Mais je reste chargé de chaînes, dira-t-on. Soit. Au moins me les suis-je fabriquées de bon gré et sur mesure. J'ai tout calculé, forme, matière et poids. C'est volontairement, enfin, que je les porte. Ne soupçonnez-vous pas que j'en espère de bons résultats ? En réalité, j'ai dessein de ne pas faire de mouvements désordonnés. Je crains de pécher par trop de légèreté. Je m'alourdis donc et me protège ainsi de gesticuler.

Mais si je désire danser ? D'abord, je ne le veux pas. Le voudrais-je, je rejetterais sans tarder ces chaînes devenues nuisibles, mais pour en chercher d'autres, qui conviennent à mon nouveau projet : cadence, rythme, que sais-je ? les diverses lois des mouvements et des attitudes.

Il me faut maintenant apprivoiser la pesanteur, comme je devais tout à l'heure craindre d'être trop léger.

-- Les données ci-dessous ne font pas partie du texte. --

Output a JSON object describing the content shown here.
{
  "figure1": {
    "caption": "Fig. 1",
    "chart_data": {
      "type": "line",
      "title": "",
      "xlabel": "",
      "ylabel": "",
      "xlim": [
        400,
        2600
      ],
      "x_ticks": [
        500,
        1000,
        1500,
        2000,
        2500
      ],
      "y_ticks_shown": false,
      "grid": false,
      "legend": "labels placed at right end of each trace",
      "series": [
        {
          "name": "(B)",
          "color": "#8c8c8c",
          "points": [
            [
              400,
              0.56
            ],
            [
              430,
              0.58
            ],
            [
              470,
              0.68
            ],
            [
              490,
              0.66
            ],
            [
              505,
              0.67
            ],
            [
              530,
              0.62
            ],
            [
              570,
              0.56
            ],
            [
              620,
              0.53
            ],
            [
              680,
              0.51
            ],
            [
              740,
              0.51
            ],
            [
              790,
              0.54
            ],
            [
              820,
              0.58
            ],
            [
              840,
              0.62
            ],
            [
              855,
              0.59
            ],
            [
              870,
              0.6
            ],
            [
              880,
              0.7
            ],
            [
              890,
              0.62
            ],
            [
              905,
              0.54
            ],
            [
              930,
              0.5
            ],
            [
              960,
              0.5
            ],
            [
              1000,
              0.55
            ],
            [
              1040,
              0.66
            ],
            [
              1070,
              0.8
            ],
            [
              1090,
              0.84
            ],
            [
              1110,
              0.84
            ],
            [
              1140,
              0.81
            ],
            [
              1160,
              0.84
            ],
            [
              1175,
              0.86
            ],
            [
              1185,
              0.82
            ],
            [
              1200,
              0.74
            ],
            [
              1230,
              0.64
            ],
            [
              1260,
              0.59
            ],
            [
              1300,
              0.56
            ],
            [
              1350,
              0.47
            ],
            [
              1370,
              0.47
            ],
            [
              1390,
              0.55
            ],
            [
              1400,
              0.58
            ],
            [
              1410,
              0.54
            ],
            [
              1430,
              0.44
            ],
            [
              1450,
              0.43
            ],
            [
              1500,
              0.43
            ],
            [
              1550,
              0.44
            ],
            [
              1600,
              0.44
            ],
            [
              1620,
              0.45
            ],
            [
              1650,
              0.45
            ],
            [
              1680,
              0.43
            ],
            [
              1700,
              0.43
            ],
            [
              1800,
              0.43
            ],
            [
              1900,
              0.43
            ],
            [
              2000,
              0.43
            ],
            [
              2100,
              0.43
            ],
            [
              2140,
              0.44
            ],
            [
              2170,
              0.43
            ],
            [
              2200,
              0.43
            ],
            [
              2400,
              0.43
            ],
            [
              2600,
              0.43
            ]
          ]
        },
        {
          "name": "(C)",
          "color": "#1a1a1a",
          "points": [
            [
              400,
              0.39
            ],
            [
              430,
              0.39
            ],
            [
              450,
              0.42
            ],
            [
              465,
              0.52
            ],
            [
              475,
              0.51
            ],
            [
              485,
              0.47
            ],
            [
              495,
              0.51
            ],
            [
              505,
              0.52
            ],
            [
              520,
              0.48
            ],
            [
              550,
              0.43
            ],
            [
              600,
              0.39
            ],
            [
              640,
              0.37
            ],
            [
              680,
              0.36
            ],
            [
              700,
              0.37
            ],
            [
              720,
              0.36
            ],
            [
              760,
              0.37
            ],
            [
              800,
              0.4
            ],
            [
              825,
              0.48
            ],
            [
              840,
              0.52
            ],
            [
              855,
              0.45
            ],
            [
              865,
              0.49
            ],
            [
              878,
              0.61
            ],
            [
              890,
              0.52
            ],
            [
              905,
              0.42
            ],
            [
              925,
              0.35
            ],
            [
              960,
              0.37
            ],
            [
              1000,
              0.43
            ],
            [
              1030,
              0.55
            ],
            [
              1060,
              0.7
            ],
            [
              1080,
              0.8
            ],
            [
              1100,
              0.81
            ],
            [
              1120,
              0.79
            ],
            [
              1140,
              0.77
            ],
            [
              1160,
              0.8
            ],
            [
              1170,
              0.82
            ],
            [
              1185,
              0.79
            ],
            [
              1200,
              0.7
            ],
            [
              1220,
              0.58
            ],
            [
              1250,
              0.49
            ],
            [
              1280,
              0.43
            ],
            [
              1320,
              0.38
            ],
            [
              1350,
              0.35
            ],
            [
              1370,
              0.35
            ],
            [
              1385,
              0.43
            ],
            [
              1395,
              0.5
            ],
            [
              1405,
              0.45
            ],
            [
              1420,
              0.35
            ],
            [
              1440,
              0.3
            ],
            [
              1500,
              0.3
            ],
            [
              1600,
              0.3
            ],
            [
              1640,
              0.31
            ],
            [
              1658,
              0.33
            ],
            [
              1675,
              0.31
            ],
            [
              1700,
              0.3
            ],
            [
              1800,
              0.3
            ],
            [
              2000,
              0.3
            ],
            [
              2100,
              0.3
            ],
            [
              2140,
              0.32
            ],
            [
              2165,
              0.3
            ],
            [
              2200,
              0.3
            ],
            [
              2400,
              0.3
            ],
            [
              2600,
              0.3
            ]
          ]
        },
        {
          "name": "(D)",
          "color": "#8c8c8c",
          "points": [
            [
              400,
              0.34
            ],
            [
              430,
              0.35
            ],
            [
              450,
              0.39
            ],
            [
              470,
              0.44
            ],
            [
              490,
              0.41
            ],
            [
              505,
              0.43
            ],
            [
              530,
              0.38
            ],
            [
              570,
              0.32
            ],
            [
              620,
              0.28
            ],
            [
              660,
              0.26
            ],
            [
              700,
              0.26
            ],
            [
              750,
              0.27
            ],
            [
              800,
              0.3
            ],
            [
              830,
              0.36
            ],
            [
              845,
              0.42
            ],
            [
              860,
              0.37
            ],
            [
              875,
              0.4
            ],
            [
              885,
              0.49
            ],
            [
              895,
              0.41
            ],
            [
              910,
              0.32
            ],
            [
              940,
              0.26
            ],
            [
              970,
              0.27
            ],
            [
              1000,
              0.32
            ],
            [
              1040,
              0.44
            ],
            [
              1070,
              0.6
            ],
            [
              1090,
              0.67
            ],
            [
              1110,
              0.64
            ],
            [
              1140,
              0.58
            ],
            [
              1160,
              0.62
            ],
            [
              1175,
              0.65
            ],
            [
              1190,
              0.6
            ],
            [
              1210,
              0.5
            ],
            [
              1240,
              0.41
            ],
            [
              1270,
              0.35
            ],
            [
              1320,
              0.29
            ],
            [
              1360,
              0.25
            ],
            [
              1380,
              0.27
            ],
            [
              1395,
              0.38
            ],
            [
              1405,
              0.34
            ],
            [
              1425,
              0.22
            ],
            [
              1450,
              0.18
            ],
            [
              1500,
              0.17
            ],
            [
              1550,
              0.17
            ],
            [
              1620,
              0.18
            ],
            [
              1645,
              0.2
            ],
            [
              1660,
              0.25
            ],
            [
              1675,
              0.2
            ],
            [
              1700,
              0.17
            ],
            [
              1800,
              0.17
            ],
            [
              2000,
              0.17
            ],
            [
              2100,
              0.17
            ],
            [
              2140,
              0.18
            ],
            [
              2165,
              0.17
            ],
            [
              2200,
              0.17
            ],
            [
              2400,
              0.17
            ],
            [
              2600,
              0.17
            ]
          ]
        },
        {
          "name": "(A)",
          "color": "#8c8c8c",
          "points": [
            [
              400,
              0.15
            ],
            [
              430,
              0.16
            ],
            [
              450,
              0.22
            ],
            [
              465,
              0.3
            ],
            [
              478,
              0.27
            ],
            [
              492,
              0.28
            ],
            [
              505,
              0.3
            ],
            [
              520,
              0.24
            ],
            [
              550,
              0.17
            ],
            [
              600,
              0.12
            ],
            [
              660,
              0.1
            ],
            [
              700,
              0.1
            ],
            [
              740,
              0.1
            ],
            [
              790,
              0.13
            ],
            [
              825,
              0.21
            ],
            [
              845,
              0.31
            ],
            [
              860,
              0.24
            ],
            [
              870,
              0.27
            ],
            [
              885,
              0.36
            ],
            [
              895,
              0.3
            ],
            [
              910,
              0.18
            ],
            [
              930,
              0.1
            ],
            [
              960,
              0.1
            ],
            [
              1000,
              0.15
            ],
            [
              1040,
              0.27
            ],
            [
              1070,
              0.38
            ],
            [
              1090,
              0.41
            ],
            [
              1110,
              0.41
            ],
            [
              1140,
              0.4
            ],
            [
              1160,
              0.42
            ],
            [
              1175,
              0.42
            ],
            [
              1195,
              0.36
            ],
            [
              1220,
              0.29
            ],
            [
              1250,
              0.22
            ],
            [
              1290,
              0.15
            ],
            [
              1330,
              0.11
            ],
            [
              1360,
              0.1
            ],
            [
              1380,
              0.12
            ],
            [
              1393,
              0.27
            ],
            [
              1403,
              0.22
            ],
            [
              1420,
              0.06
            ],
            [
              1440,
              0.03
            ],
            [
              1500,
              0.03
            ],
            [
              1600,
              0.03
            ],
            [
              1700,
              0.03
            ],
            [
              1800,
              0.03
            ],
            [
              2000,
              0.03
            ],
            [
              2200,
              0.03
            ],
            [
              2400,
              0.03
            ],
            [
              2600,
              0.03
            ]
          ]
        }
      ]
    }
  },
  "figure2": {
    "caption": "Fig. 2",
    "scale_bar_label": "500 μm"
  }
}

Mais je ne puis davantage me permettre la gesticulation. Direz-vous que je suis esclave ? Vous n'entendez rien à la liberté dont vous parlez tant. Car si l'on m'opprime, je me cabre. Il va de soi. Ici rien ne m'est interdit, si je n'y consens, mieux, si je ne le décide. Je suis seigneur et maître. C'est trop. Je me défie de cette toute-puissance. Je sais la rançon de tout abus facile. Aussi, pour bien étreindre, je borne de moi-même mes embrassements.

Et puis, je n'estime guère la gesticulation.